Lalu dia berkata, “Di antara sedikitnya taufiq dan kebahagiaan adalah apa yang dilakukan oleh orang muslim yang buruk pada hari yang disebut dengan hari Natal (kelahiran/ maulid Isa).”
Kemudian ia mengutip ucapan ulama-lama Madzhab Hanafi bahwa siapa yang melakukan perkara-perkara di atas dan tidak bertaubat maka ia kafir seperti mereka.
Kemudia ia menyebut hari-hari raya Nasrani yang biasa diikuti oleh orang-orang Islam yang jahil. Dia menjelaskan keharamannya berdasarkan al-Quran dan Sunnah melalui kaedah-kaedah syariat. Dengan demikian, maka yang pertama kali mengadakan Maulid Nabi adalah Banu Ubaid yang dikenal dengan sebutan Fathimiyyiin.
Kedua:
Di Mesir. Ketika datang Dinasti Ayyubiyah (yang dimulai pada saat Shalahuddin al-Ayyubi menggulingkan khalifah Fathimiyyah terakhir al-Adhidh Lidinillah pada tahun 567 H/ 1171 M ) maka dibatalkanlah semua pengaruh kaum Fatimiyyin di seluruh wilayah negara Ayyubiyah, kecuali Raja Muzhaffar yang menikahi saudari Shalahuddin al-Ayyubi ini. Perayaan maulid ini kembali dihidupkan di Mesir pada masa Mamalik, pada tahun 922 H oleh khalifah Qanshuh al-Ghauri. Kemudian, tahun berikutnya 923 H ketika Orang-Orang Turki Usmani memasuki Mesir maka mereka meniadakan maulid ini. Namun setelah itu muncul kembali. Demikian yang dikatakan oleh Ibnu Iyas.
Ketiga:
Irak. Kemudian di awal abad ke-7 H perayaan maulid menjadi acara resmi di kota Arbil, melalui sultan Muzhaffaruddin Abu Said Kukburi ibn Zainuddin Ali Ibn Tubaktakin. Dia seorang Sunni (bukan Syi’ah seperti bani Ubaid Fatimiyyin). Dia membuat kubah-kubah di awal bulan Shafar, dan menghiasinya dengan seindah mungkin. Di hari itu, dimeriahkan dengan nyanyian, musik dan hiburan qarquz,  Gubernur menjadikannya sebagai hari libur nasional, agar mereka bisa menonton berbagai hiburan ini. Kubah-kubah kayu berdiri kokoh dari pintu benteng sampai pintu al-Khanqah. Setiap hari setelah shalat ashar Muzhaffaruddin turun mengunjungi setiap kubah, mendengarkan irama musik dan melihat segala yang ada di sana.
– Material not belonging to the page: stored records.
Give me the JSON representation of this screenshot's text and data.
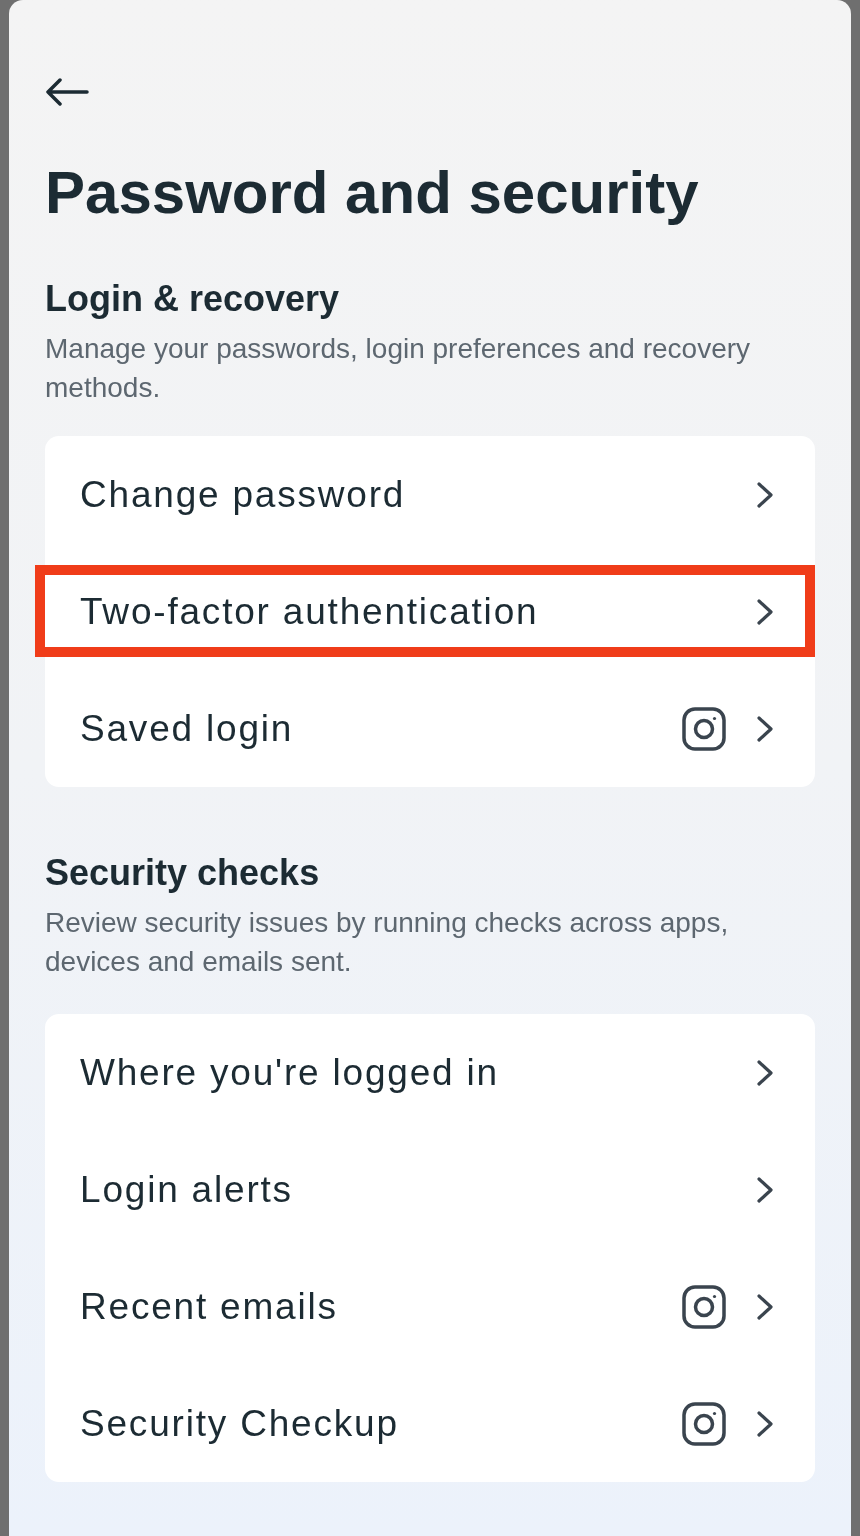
{
  "header": {
    "title": "Password and security"
  },
  "sections": [
    {
      "heading": "Login & recovery",
      "description": "Manage your passwords, login preferences and recovery methods.",
      "items": [
        {
          "label": "Change password",
          "app_icon": false,
          "highlighted": false
        },
        {
          "label": "Two-factor authentication",
          "app_icon": false,
          "highlighted": true
        },
        {
          "label": "Saved login",
          "app_icon": true,
          "highlighted": false
        }
      ]
    },
    {
      "heading": "Security checks",
      "description": "Review security issues by running checks across apps, devices and emails sent.",
      "items": [
        {
          "label": "Where you're logged in",
          "app_icon": false,
          "highlighted": false
        },
        {
          "label": "Login alerts",
          "app_icon": false,
          "highlighted": false
        },
        {
          "label": "Recent emails",
          "app_icon": true,
          "highlighted": false
        },
        {
          "label": "Security Checkup",
          "app_icon": true,
          "highlighted": false
        }
      ]
    }
  ]
}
Ia membuat perayaan maulid pada satu tahun pada bulan ke delapan, dan pada tahun yang lain pada bulan ke 12. Dua hari sebelum maulid ia mengeluarkan onta, sapi dan kambing. Hewan ternak itu diarak dengan jidor menuju lapangan untuk disembelih sebagai hidangan bagi masyarakat.
Sementara menurut Abu Syamah dalam kitab al-Ba’its ala Inkaril Bida’ wal-Hawadits mengatakan: Orang yang pertama melakukan hal tersebut di Mosul (Mushil) adalah syaikh Umar ibn Muhammad al-Mulla salah seorang shalih yang terkenal, maka penguasa Arbil meniru beliau.” Para sejarawan termasuk Ibnu Katsir dalam Tarikhnya menyebutkan bahwa perayaan maulid yang diadakan oleh Raja Muzhaffar ini dihadiri oleh kaum shufi, melalui acara sama’ (pembacaan qashidah dan nyanyian-nyanyian keagamaan kaum shufi) dari waktu zhuhur hingga fajar, dia sendiri ikut turun menari/ bergoyang (semacam joget-ala shufi). Dihidangkan 5000 kambing guling, 10 ribu ayam dan 100.000 zubdiyyah (semacam keju), dan 30.000 piring kue. Biaya yang dikeluarkan untuk acara ini –tiap tahunnya- sebesar 300.000 Dinar. Syaikh Umar ibn Muhammad al-Mulla yang menjadi panutan sultan Muzhaffar adalah seorang shufi yang setiap tahun mengadakan perayaan maulid dengan mengundang umara, wuzara (para mentri) dan ulama (shufi). Ibnul Hajj Abu Abdillah al-Abdari berkata, “Sesungguhnya perayaan ini tersebar di Mesir pada masanya, dan ia mencela bid’ah-bid’ah yang ada di dalamnya.” (Al-Madkhal: 2/11-12) Pada abad ke 7 kitab-kitab maulid banyak ditulis, seperti kisah ibn Dahiyyah yang meninggal di Mesir w. 633 H, Muhyiddin Ibnul Arabi yang wafat di Damaskus tahun 638 H, ibnu Thugharbek yang wafat di Mesir tahun 670 H, dan Ahmad al-’Azli bersama putranya Muhammad yang wafat tahun 677 H.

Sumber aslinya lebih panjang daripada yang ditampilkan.